Un beau soir, à Luchon, la grande tragédienne Eut ce caprice étrange et digne assurément D’une reine, d’offrir à quelqu’obscur amant De la rue une fête adorable et païenne.
« Je veux qu’un homme, un rustre, à jamais se souvienne « De l’odeur de ma peau, de mon enlacement… « Et garde de ma chair un éternel tourment, « Comme un mortel, aimé jadis d’une Olympienne. »

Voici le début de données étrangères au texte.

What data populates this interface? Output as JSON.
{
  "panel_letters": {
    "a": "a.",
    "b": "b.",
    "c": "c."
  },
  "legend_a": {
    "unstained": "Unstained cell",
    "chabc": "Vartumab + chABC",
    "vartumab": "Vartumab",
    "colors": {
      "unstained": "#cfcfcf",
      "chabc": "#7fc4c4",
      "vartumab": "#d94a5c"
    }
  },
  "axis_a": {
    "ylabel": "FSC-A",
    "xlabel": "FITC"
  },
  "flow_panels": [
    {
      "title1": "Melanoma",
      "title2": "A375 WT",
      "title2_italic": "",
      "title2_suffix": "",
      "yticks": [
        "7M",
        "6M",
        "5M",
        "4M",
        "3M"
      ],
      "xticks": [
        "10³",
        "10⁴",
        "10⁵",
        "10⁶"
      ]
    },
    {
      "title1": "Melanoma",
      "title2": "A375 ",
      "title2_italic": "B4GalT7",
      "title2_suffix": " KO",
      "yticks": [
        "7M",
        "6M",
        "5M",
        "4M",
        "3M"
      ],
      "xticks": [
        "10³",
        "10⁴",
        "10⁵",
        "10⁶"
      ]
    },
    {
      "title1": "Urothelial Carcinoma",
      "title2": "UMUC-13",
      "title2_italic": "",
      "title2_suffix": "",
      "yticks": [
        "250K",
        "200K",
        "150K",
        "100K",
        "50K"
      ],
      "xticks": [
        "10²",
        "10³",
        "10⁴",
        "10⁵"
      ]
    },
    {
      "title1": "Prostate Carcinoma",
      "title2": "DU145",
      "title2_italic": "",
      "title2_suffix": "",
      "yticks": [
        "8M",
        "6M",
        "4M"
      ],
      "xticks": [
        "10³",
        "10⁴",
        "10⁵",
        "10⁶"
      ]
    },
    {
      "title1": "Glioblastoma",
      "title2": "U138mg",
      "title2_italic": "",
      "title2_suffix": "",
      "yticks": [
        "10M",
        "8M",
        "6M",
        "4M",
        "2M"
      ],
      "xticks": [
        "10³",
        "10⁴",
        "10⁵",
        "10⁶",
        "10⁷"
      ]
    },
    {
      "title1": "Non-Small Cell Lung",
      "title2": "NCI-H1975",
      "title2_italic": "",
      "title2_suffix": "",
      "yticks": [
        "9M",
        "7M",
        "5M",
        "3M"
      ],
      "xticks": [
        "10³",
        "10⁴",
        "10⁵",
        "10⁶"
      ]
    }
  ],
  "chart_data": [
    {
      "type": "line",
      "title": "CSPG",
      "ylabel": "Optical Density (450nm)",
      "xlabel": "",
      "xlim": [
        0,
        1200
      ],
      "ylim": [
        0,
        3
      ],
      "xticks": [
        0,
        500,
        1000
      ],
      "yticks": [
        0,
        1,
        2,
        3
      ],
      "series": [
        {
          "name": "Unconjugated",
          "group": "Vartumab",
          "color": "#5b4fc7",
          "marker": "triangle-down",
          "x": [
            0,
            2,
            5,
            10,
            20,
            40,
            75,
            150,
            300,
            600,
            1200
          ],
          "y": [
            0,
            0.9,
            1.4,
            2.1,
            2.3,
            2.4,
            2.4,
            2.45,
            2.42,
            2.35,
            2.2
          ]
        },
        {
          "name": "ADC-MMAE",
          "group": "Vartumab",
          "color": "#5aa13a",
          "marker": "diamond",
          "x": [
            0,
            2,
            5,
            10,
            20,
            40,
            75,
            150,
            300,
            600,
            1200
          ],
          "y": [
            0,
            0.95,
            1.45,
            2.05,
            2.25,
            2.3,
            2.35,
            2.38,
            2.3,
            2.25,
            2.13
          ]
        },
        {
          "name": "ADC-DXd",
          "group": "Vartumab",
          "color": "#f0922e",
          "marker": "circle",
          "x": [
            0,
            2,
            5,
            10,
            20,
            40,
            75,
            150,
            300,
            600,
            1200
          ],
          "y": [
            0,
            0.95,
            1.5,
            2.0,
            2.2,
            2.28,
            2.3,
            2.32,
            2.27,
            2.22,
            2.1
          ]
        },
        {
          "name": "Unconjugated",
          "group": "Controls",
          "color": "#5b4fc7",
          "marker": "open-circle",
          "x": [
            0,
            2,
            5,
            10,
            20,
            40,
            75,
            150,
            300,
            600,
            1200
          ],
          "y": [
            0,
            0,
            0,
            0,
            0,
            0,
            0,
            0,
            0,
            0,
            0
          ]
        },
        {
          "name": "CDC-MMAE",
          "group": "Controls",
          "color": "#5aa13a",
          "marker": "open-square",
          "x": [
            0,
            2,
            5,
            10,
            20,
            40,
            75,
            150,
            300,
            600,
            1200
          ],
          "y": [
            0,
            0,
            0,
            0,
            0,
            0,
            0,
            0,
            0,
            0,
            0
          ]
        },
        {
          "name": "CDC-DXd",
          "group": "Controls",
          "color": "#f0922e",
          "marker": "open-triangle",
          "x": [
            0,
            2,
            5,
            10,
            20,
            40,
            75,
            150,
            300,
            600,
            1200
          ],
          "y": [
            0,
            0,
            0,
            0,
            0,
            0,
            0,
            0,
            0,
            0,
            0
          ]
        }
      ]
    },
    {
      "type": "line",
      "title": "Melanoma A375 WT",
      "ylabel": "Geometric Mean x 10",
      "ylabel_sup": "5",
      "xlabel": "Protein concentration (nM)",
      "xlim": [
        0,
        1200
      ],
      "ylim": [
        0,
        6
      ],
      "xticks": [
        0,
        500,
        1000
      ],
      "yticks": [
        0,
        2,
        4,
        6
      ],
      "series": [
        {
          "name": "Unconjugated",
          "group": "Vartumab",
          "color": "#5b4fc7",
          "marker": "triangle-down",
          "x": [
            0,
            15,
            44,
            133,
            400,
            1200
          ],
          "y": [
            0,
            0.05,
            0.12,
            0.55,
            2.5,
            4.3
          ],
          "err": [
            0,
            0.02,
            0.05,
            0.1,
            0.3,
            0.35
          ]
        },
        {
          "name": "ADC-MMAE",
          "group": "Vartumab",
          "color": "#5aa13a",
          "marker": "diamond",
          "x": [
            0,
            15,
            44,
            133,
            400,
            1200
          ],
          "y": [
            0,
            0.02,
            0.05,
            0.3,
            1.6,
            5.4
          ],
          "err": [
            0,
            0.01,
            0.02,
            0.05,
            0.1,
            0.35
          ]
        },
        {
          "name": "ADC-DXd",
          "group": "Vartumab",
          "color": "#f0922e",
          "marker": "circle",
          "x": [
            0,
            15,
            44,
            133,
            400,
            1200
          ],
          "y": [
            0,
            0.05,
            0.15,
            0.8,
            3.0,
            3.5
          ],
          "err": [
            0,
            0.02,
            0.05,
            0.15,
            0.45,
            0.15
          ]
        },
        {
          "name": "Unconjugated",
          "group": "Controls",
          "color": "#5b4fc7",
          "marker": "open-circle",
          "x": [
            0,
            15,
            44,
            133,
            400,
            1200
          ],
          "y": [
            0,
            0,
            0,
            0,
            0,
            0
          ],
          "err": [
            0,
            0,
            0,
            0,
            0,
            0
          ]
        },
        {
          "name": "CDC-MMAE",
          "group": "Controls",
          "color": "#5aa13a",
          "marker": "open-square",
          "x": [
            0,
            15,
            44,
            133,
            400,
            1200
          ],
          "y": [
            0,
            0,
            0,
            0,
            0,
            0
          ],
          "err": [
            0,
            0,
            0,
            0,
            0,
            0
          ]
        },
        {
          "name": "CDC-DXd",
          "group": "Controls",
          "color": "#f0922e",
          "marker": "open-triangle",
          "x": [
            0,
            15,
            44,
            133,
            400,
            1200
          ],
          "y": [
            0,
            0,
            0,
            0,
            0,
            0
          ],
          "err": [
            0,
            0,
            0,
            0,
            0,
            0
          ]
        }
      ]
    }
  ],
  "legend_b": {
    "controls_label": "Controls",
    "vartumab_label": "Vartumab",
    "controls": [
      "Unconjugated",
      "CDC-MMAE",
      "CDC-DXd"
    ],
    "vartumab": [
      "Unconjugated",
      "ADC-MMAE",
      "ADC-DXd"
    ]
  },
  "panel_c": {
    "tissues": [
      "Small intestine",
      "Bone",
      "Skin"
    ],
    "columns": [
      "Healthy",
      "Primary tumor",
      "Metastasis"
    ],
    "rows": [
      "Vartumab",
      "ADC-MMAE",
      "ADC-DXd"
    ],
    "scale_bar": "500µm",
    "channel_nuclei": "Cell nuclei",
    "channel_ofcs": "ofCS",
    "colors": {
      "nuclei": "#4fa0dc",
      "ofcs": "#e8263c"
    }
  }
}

Dit-elle, et de sa main savante et raffinée, La séance d’amour fut bientôt combinée. Un guide, un Toulousain au front stupide et doux Sous d’épais cheveux bruns, de noirs devenus roux
Au grand soleil, l’avait conduite l’avant-veille Au Crabioul, un pic hautain, une merveille ; Et la dame, au-dessus du gouffre en entonnoir, Où le torrent d’enfer mugit, blanche fournaise
D’écume, avait dans l’air, odorant de mélèze Et de pins, remarqué cette brute à l’œil noir. Le guide au rendez-vous fut amené le soir. Sous une lampe astrale à la clarté de braise,
Dans un boudoir obscur, la dame en japonaise, Demi-nue attendait. Dans l’ombre, un encensoir Exhalait à ses pieds sa fumée en spirale,
Et la dame, entrevue à travers la vapeur Comme une vierge au fond de quelque cathédrale, Apparut au beau gars si svelte et si spectrale Sous son rouge et son blanc, que, béant de stupeur,
Le rustre, dès le seuil, à l’entrée, eut un râle, Et devant tant d’apprêt partit. Il avait peur.